Agnesh Bangkit dari tidurnya, menatap Vania kemudian berlalu menuju kamar mandi dengan langkah yang sempoyongan. Melihat itu Vania tersenyum, senyum yang menggambarkan berbagai macam perasaan.
*****
Membutuhkan waktu hampir 30 menit untuk Agnesh bersiap-siap. Akibat luka-luka yang tercetak jelas disekujur tubuhnya, membuat Agnesh harus ekstra pelan-pelan menyabuni badannya, karena hal itulah acara mandinya berlangsung lama.
Agnesh memperhatikan dirinya di depan cermin, tak ada yang menarik dari dirinya. Tubuh yang kurus dengan kulit yang berwarna putih pucat, serta luka-luka sayatan yang menghiasi tangannya dan lebam yang kian hari kian menambah pada wajahnya adalah gambaran dari sosok Agnesh.
Tak ada hari tanpa siksaan, Kailash akan selalu memberikan lukisan indah pada badannya. Entah sayatan cutter yang memanjang, lebam kebiruan karena tamparan, ataupun bekas cambukan gesper pada punggungnya.
Semua sudah terbiasa bagi Agnesh, itu adalah makanan sehari-harinya. Namun, setelah sekian lama Agnesh mendapatkan perlakuan yang sama, kenapa rasa sesak selalu mendatanginya? Kenapa dia masih selalu mengharapkan rengkuhan hangat seorang Ayah bahkan dia sendiri telah mengetahui bahwa itu hanyalah angan-angan semata.
"AGNESH CEPET TURUN, SUDAH HAMPIR JAM 7!!"
Teriakan menggelegar dari lantai bawah itu membuat Agnesh terlonjak kaget, segera dia menyambar tasnya dan berlalu keluar kamar sebelum Ayahnya kembali memberikan luka baru.

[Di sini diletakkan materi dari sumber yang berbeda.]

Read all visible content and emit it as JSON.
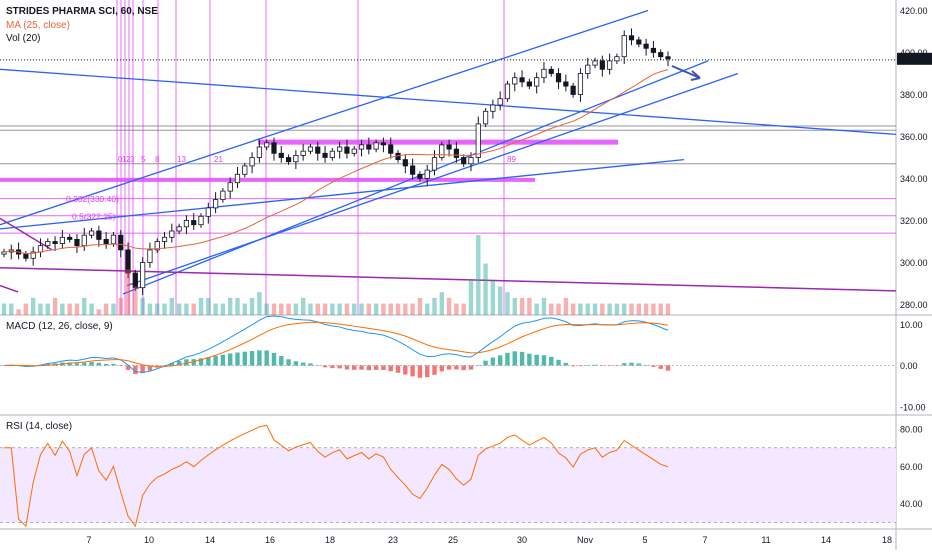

Sesampainya di lantai bawah, Agnesh segera menuju ke meja makan, di mana disana telah duduk Ayah dan Bundanya sedang sarapan. "Agnesh, sini nak, sarapan dulu," panggil Vania dengan senyuman hangat diwajahnya.
Agnesh tersenyum bahagia, sepertinya hari ini kebahagiaan sedang berpihak padanya. Kaki jenjangnya mulai melangkah mendekati meja makan, dengan senyuman yang terus mengembang. Namun, langkahnya terhenti, saat mendengar seruan Sang Ayah.
"Berhenti disitu, saya tidak sudi sarapan dengan anak bodoh," Â ujar Kailash dengan tatapan tajam yang mengarah pada Agnesh.